とりわけ子供を持つ民間人の動揺は大きく、理由を付けて本土へ引揚げる人たちが出始め、近代化作業の大幅な遅延すら起こりかねない状況になっていました。

そして、この学校火災からわずか3か月後の大正8年(1919年)3月1日に、京城にて突発的な大暴動が起こったのです。

それが「三・一独立運動」です。

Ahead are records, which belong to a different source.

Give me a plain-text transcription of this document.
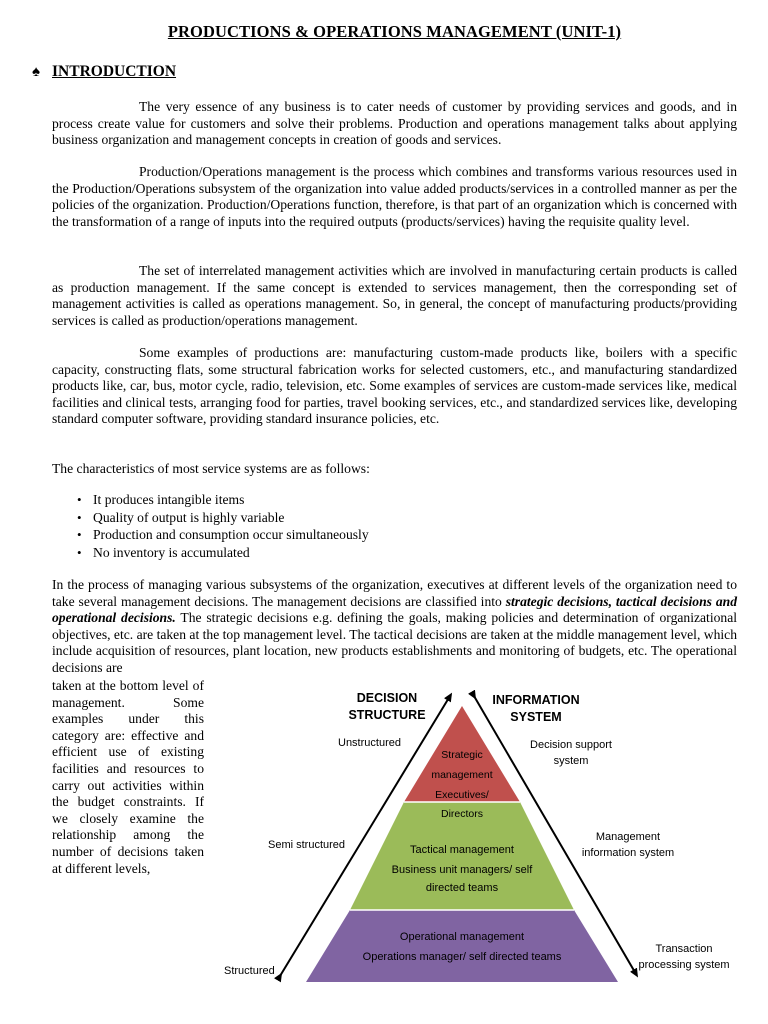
PRODUCTIONS & OPERATIONS MANAGEMENT (UNIT-1)
♠ INTRODUCTION

The very essence of any business is to cater needs of customer by providing services and goods, and in process create value for customers and solve their problems. Production and operations management talks about applying business organization and management concepts in creation of goods and services.

Production/Operations management is the process which combines and transforms various resources used in the Production/Operations subsystem of the organization into value added products/services in a controlled manner as per the policies of the organization. Production/Operations function, therefore, is that part of an organization which is concerned with the transformation of a range of inputs into the required outputs (products/services) having the requisite quality level.

The set of interrelated management activities which are involved in manufacturing certain products is called as production management. If the same concept is extended to services management, then the corresponding set of management activities is called as operations management. So, in general, the concept of manufacturing products/providing services is called as production/operations management.

Some examples of productions are: manufacturing custom-made products like, boilers with a specific capacity, constructing flats, some structural fabrication works for selected customers, etc., and manufacturing standardized products like, car, bus, motor cycle, radio, television, etc. Some examples of services are custom-made services like, medical facilities and clinical tests, arranging food for parties, travel booking services, etc., and standardized services like, developing standard computer software, providing standard insurance policies, etc.

The characteristics of most service systems are as follows:

• It produces intangible items
• Quality of output is highly variable
• Production and consumption occur simultaneously
• No inventory is accumulated

In the process of managing various subsystems of the organization, executives at different levels of the organization need to take several management decisions. The management decisions are classified into strategic decisions, tactical decisions and operational decisions. The strategic decisions e.g. defining the goals, making policies and determination of organizational objectives, etc. are taken at the top management level. The tactical decisions are taken at the middle management level, which include acquisition of resources, plant location, new products establishments and monitoring of budgets, etc. The operational decisions are

taken at the bottom level of management. Some examples under this category are: effective and efficient use of existing facilities and resources to carry out activities within the budget constraints. If we closely examine the relationship among the number of decisions taken at different levels,

DECISION
STRUCTURE
INFORMATION
SYSTEM
Unstructured
Semi structured
Structured
Decision support
system
Management
information system
Transaction
processing system
Strategic
management
Executives/
Directors
Tactical management
Business unit managers/ self
directed teams
Operational management
Operations manager/ self directed teams
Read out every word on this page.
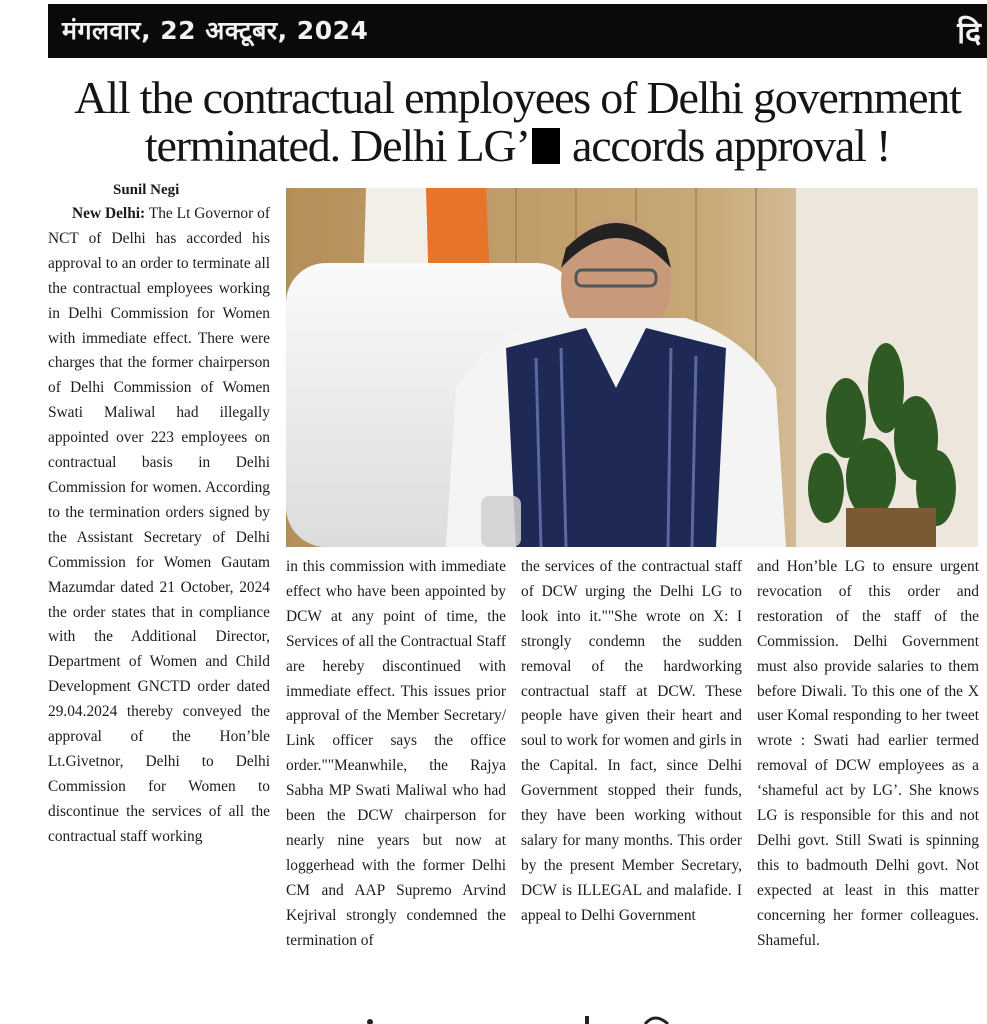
मंगलवार, 22 अक्टूबर, 2024	दि
All the contractual employees of Delhi government terminated. Delhi LG’ accords approval !
Sunil Negi
New Delhi: The Lt Governor of NCT of Delhi has accorded his approval to an order to terminate all the contractual employees working in Delhi Commission for Women with immediate effect. There were charges that the former chairperson of Delhi Commission of Women Swati Maliwal had illegally appointed over 223 employees on contractual basis in Delhi Commission for women. According to the termination orders signed by the Assistant Secretary of Delhi Commission for Women Gautam Mazumdar dated 21 October, 2024 the order states that in compliance with the Additional Director, Department of Women and Child Development GNCTD order dated 29.04.2024 thereby conveyed the approval of the Hon’ble Lt.Givetnor, Delhi to Delhi Commission for Women to discontinue the services of all the contractual staff working
in this commission with immediate effect who have been appointed by DCW at any point of time, the Services of all the Contractual Staff are hereby discontinued with immediate effect. This issues prior approval of the Member Secretary/ Link officer says the office order.""Meanwhile, the Rajya Sabha MP Swati Maliwal who had been the DCW chairperson for nearly nine years but now at loggerhead with the former Delhi CM and AAP Supremo Arvind Kejrival strongly condemned the termination of
the services of the contractual staff of DCW urging the Delhi LG to look into it.""She wrote on X: I strongly condemn the sudden removal of the hardworking contractual staff at DCW. These people have given their heart and soul to work for women and girls in the Capital. In fact, since Delhi Government stopped their funds, they have been working without salary for many months. This order by the present Member Secretary, DCW is ILLEGAL and malafide. I appeal to Delhi Government
and Hon’ble LG to ensure urgent revocation of this order and restoration of the staff of the Commission. Delhi Government must also provide salaries to them before Diwali. To this one of the X user Komal responding to her tweet wrote : Swati had earlier termed removal of DCW employees as a ‘shameful act by LG’. She knows LG is responsible for this and not Delhi govt. Still Swati is spinning this to badmouth Delhi govt. Not expected at least in this matter concerning her former colleagues. Shameful.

当時は「京城騒乱事件」や「京城騒擾事件」とも呼ばれていました。

三・一独立運動は詳細を取り上げていると紙面がなくなるので割愛しますが、この京城で起きたことはかん口令にもかかわらず、任期を終えた総督府官吏や、当時その場に居合わせた民間人が内地(日本本土)に戻ると、「実は~」とこっそり話していました。

そういうこともあり、このあとに起きた大正12年(1923年)9月1日の関東大震災時に結成された自警団(京城で先に大暴動発生前から活動家の朝鮮人の襲撃から身を守るため民間人が自警団をつくっていました)やそれが起こしたトラブル、戒厳令を引いて軍を皇居の警備(奉安所の火災、結婚式襲撃未遂事件などの事例から、大正天皇への直接攻撃の警戒)に当てたりしたことへの影響が、京城から引き揚げた当時を知る人たちで話されていました。

しかし、こちらのことも、なぜか今日の歴史書や報道では、韓国側や日本本土の視点でのみ考察されたものばかりが目につき軽んじられています。

結果として、現在、当時の事情を聞く機会に恵まれなかった多くの日本国民が、外地で起きていた異変が内地にどのような影響を与えたのか、という点を踏まえた上での考察をすることが難しくなってしまっています。

大正9年(1920年)に京城日報社が出版した『朝鮮騒擾の真相』、大正13年(1924年)に朝鮮総督官房庶務部調査課が「三・一独立運動」前後の状況、運動の背景まで詳細に調べ、まとめたマル秘資料「朝鮮の獨立思想及運動」が国立国会図書館デジタルライブラリーにて公開になっていますので、一読されることをお勧めします。